La novità di Dio
13 ottobre 2014
Un giorno una parola – commento a Isaia 43, 18-19
Non ricordate più le cose passate, non considerate più le cose antiche: Ecco, io sto per fare una cosa nuova; essa sta per germogliare; non la riconoscerete?
(Isaia 43,18-19)
Giovanni, avendo nella prigione udito parlare delle opere del Cristo, mandò a dirgli per mezzo dei suoi discepoli: «Sei tu colui che deve venire, o dobbiamo aspettare un altro?». Gesù rispose loro: «Andate a riferire a Giovanni quello che udite e vedete: i ciechi recuperano la vista e gli zoppi camminano; i lebbrosi sono purificati e i sordi odono; i morti risuscitano e il vangelo è annunciato ai poveri».
(Matteo 11, 2-5)
È brutto non aspettarsi più niente dalla vita. Vivere solo del passato. Ciò che rende attiva la vita è l’attesa di novità. La tecnologia, con i suoi nuovi prodotti, sembra avere il primato nel rispondere a questa attesa. I nuovi prodotti, se qualche volta possiamo permetterceli o ci vengono regalati, colmano un’attesa e danno soddisfazione; che però in genere è di breve durata. La soddisfazione continua nel tempo solo se, attraverso i prodotti, la vita si arricchisce effettivamente di nuove possibilità. La vera novità non consiste nei prodotti, ma negli stimoli di cui la nostra vita ha bisogno per non restare bloccata; gli stimoli vitali non sono mai di natura tecnica, sono sempre di natura personale.
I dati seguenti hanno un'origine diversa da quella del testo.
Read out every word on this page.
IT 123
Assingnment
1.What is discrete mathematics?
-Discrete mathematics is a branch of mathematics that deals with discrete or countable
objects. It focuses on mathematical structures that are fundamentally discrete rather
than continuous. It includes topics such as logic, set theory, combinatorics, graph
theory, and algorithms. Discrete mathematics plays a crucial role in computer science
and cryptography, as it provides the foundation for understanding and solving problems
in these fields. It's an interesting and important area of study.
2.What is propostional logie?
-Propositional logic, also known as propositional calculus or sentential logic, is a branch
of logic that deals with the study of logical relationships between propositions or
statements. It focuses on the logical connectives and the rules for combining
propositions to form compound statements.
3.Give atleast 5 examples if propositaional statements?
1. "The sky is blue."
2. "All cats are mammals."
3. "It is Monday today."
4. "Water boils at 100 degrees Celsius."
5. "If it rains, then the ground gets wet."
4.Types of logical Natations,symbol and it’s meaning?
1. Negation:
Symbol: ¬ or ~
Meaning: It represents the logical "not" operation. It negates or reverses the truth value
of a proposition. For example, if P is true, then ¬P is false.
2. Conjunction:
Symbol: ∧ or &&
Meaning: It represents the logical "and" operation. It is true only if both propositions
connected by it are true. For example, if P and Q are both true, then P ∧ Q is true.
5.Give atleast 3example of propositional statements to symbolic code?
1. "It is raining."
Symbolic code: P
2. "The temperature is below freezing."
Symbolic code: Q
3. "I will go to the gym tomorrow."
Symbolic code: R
Dio ci dice: «Non rinchiudetevi nelle esperienze fatte; io sto per fare una cosa nuova». Suscita la nostra attesa di novità, ma nello stesso tempo ci invita ad aspettarla da lui. La novità di Dio germoglia come una pianta a primavera, senza l’intervento dell’essere umano, che può solo osservare con meraviglia ciò che sta nascendo.
Ma non è già nota, questa novità? Non è la risurrezione di Cristo? Certo, ma, quando la menzioniamo nel Credo, rischiamo di metterla tra le cose passate («risuscitò»). Essa invece continua a essere anche per noi la grande novità, tutta da scoprire, da cui scaturiscono nella vita attuale effetti meravigliosi.